Eastward along the coast, the assembled infrastructure of Bognor Regis rose from the horizon, while behind us the promontory of Selsey Bill kept the worst of the wind off the waves. With a helping tide and backwind we bobbed with little effort in the swell which gradually grew and started white-capping once clear of the bill. But as I often find, a sunny day and not paddling alone reduced the feeling of exposure and imminent watery doom. Only when a stray cloud blocked the sun for a minute did the tumbling swell take on a more threatening, malevolent tone. The buoyant Twists – hardly sea kayaks – managed the conditions fine and the lower, unskirted Ventures only took the odd interior rinse.

Talking of which, All Is Lost (right) was on telly the other night. Lone yatchsman Robert Redford battles against compounding reversals in the Indian Ocean after a collision with floating cargo container wrecks his boat. A great movie with almost zero dialogue.
Just near Bognor all was lost for real (above and right). Only a fortnight earlier, a similar, lone-helmed sailing boat had lost its engine and unable to sail, drifted onto Bognor’s serried timber groynes. Less than two weeks had passed and already the hull was now cracked like an eggshell and the masts were gone (maybe removed). But unlike the doomed Redford character, on the day the Norway-bound sailsman had been able to scramble ashore.

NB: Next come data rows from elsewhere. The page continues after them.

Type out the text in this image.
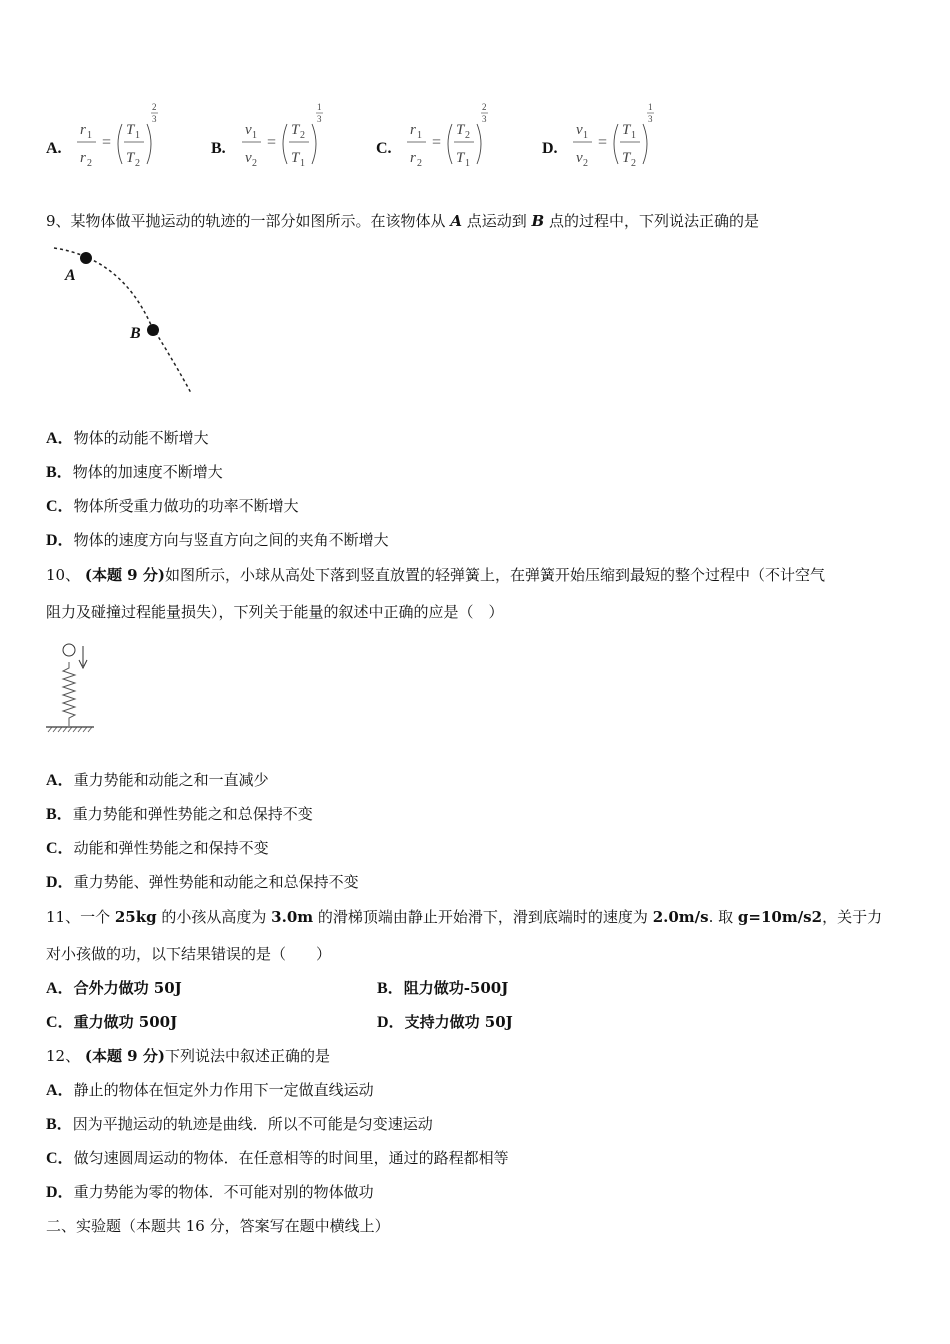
A.
r 1
r 2
=
T 1
T 2
2
3
B.
v 1
v 2
=
T 2
T 1
1
3
C.
r 1
r 2
=
T 2
T 1
2
3
D.
v 1
v 2
=
T 1
T 2
1
3
9、某物体做平抛运动的轨迹的一部分如图所示。在该物体从 A 点运动到 B 点的过程中，下列说法正确的是
A
B
A．物体的动能不断增大
B．物体的加速度不断增大
C．物体所受重力做功的功率不断增大
D．物体的速度方向与竖直方向之间的夹角不断增大
10、 (本题 9 分)如图所示，小球从高处下落到竖直放置的轻弹簧上，在弹簧开始压缩到最短的整个过程中（不计空气
阻力及碰撞过程能量损失），下列关于能量的叙述中正确的应是（　）
A．重力势能和动能之和一直减少
B．重力势能和弹性势能之和总保持不变
C．动能和弹性势能之和保持不变
D．重力势能、弹性势能和动能之和总保持不变
11、一个 25kg 的小孩从高度为 3.0m 的滑梯顶端由静止开始滑下，滑到底端时的速度为 2.0m/s. 取 g=10m/s2，关于力
对小孩做的功，以下结果错误的是（　　）
A．合外力做功 50J	B．阻力做功-500J
C．重力做功 500J	D．支持力做功 50J
12、 (本题 9 分)下列说法中叙述正确的是
A．静止的物体在恒定外力作用下一定做直线运动
B．因为平抛运动的轨迹是曲线．所以不可能是匀变速运动
C．做匀速圆周运动的物体．在任意相等的时间里，通过的路程都相等
D．重力势能为零的物体．不可能对别的物体做功
二、实验题（本题共 16 分，答案写在题中横线上）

These groyne stumps – designed to limit longshore shingle drift – could also be a bit tricky in a hardshell if the swell dropped as you passed over one. And just along the shore was another wreck (above) protruding gnarly, rusted studs which may well have sliced up an IK. Mostly submerged when we passed, some post-facto internetery revealed it to be the remains of a Mulberry Harbour pontoon, one of many built in secret during WWII as far as northwest Scotland, then floated out on D-Day in 1944 to enable the sea assault on Normandy.

chhidi

Our own beach assault ended at the truncated remains of Bognor pier, proving the sea eats away at this whole coast. Bognor is a step back to Hi-de-Hi! Sixties Britain when we did like to be beside the seaside. All together now!
So ended a great day of paddle exploring. Uber!